THE UNKNOWN CALLAS
            
REVIEW by Willard Manus

Maria Callas was a formidable talent and woman--and now a formidable book has been written about her.

THE UNKNOWN CALLAS: THE GREEK YEARS, a biography by Nicholas Petsalis-Diomidis (Amadeus Press), runs 672 pages in its coverage of Callas's life in Athens from 1937 to 1945. First published in Greece in 1998, the book won that country's National Biography Award in 1999. The author, an historian who lives in Athens, worked closely with Timothy Cullen on the English translation.

"May I remind you that I had an eight-year career in Greece during World War II," Callas once told a New York Times interviewer. "That's when I really got most of my experience." Born Marianna Kaloyeropoulos, Callas signed her first contract with the Greek National Opera in 1940, when she was 17 years old. This was soon after she (and her sister Jackie) and her mother Litsa, a domineering figure, had returned to Greece from Astoria, Queens where the Kaloyeropoulos family had emigrated in 1923. Litsa, fleeing a bad marriage, was so desperate to get back to Athens that she failed to heed the war warnings being sounded in Europe.

In other books and articles about her, Callas complained about her unhappy childhood and blamed Litsa for having treated her like 'an ugly little duckling.' She also accused Litsa of giving her an inferiority complex which she made up for by pouring her energies into singing. Diomidis, however, downplays Callas' interpretation of things and takes the view that Callas was a driven person even when young. She knew she had a beautiful voice and was willing to do whatever it took to become a successful opera singer.

After being turned down by the Athens Conservatory because she was untrained in musical theory, the 14-year-old Callas received a voice scholarship from the National Conservatory and also studied privately with Maria Trivella. "Her zeal, her determination to make her mark and reach the top, was the thing about her that everyone who knew her then remarked on with admiration, mixed with a certain bewilderment," Diomidis states.

The author also explores in detail the impact of Litsa and Jackie's love affairs on the impressionable and then-priggish Callas. To stave off poverty, both women took on "protectors," men who would provide them with food and shelter as well as emotional and physical satisfaction. Though she found this behavior reprehensible, Callas later went the same route, taking on lovers (including an Italian army captain during the occupation) and a rich husband who could keep her in style.

The bulk of The Unknown Callas concerns itself with Callas's vocal studies, first stage appearances (she made her debut at 15), problems with authority, early triumphs and failures with the National Opera (which was formed in 1939). From being a member of the chorus (and part-time office worker), Callas began singing small parts, such as Beatrice in Bocacccio, Later, a fellow-singer described her performance thusly: "We heard this rich voice, hysterical and terrifically alive, that swept you off your feet. We were amazed. It was an erratic sort of voice, quite different in the upper and lower register, which appealed to you without your knowing why, a voice that was pleasing and irritating at the same time."

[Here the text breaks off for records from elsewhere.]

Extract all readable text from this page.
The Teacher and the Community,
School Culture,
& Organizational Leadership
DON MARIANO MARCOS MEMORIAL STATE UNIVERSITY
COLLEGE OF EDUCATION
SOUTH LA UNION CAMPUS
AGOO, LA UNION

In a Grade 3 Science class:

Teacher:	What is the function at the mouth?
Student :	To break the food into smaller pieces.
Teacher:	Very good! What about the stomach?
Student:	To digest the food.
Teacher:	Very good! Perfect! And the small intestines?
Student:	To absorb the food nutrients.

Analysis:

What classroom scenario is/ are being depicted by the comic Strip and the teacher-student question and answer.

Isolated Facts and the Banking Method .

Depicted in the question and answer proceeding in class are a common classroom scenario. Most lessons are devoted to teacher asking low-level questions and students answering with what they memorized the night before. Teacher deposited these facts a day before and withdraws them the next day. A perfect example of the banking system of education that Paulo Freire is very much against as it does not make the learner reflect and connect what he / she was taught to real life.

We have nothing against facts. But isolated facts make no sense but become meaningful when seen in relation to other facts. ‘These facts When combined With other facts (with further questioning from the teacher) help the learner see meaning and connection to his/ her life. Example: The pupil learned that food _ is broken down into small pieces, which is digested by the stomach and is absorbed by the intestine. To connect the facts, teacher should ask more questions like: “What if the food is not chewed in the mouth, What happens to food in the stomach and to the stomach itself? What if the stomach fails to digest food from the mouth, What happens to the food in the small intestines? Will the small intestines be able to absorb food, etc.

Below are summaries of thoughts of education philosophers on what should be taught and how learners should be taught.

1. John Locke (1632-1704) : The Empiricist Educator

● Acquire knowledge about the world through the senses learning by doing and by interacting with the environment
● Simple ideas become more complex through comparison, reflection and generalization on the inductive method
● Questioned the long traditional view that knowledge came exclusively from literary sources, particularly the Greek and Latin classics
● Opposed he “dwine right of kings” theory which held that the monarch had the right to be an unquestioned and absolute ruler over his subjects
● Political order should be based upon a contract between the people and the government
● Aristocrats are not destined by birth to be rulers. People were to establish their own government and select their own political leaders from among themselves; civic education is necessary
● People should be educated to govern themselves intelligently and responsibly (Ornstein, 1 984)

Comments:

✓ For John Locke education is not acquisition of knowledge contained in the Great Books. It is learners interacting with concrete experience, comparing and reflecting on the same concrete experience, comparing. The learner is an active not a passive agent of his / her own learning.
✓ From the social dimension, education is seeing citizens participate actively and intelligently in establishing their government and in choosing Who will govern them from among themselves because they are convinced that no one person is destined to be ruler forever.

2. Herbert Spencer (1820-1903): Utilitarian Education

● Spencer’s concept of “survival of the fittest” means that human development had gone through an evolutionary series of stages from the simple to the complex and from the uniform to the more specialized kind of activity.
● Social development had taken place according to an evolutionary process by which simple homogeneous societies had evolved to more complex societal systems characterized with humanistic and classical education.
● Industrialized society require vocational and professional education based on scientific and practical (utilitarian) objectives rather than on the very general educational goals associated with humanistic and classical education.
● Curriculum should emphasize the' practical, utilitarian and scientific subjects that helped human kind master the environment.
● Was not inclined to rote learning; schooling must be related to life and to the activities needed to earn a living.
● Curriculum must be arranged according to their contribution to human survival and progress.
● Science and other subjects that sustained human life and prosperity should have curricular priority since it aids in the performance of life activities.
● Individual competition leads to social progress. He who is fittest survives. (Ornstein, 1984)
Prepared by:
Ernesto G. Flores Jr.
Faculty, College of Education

A triumph in Tosca followed and that in turn led to a production of Fidelio which the author calls "the making of a diva." None of this was easy for the pugnacious, oft-insolent, neurotic Callas, who had to battle family, jealous colleagues, a sometimes wobbly technique and her own personal demons to become a world-famous opera singer. That battle is brought to vivid life in Diomidis' mammoth, painstakingly-researched, ground-breaking book.

Those wishing to listen to, not read about, Maria Callas should pick up copies of her peerless and unforgettable EMI recordings. On the 2-CD MARIA CALLAS, THE VOICE OF THE CENTURY, for example, you will find Callas singing works from such composers as Bellini, Rossini, Verdi, Puccini, Catalani, Giordano, Gluck, Meyerbeer, Gounod, Delibes,
Saint-Saens and Bizet, among others. Callas delivers the vocal goods on such arias as "Caro nomo" (Rigoletto), "Mimi's farewell" (La Boheme), "Lamour" (Carmen) and "Casta Diva" (Norma), to name but a few.

From the exquisite to the sublime: Callas singing TOSCA, with Tito Gobbi as Scarpia, Giuseppe DiStefano as Cavaradossi and Angelo Mercuriali as Spoletta. Recorded in cooperation with La Scala (under the baton of Victor de Sabata), this CD is a digitally remastered version of the 1953 mono original. Bel canto singing does not get much better, unless it's by Callas again on LA TRAVIATA in a live 1958 recording at the National Theatre in Lisobon, Portugal. Starring with Callas are Alfredo Kraus and Mario Sereni, the 2 CD package was also remastered from the original mono recording.

Callas is Callas whether in mono, mono add or stereo: the diva of the 20th century.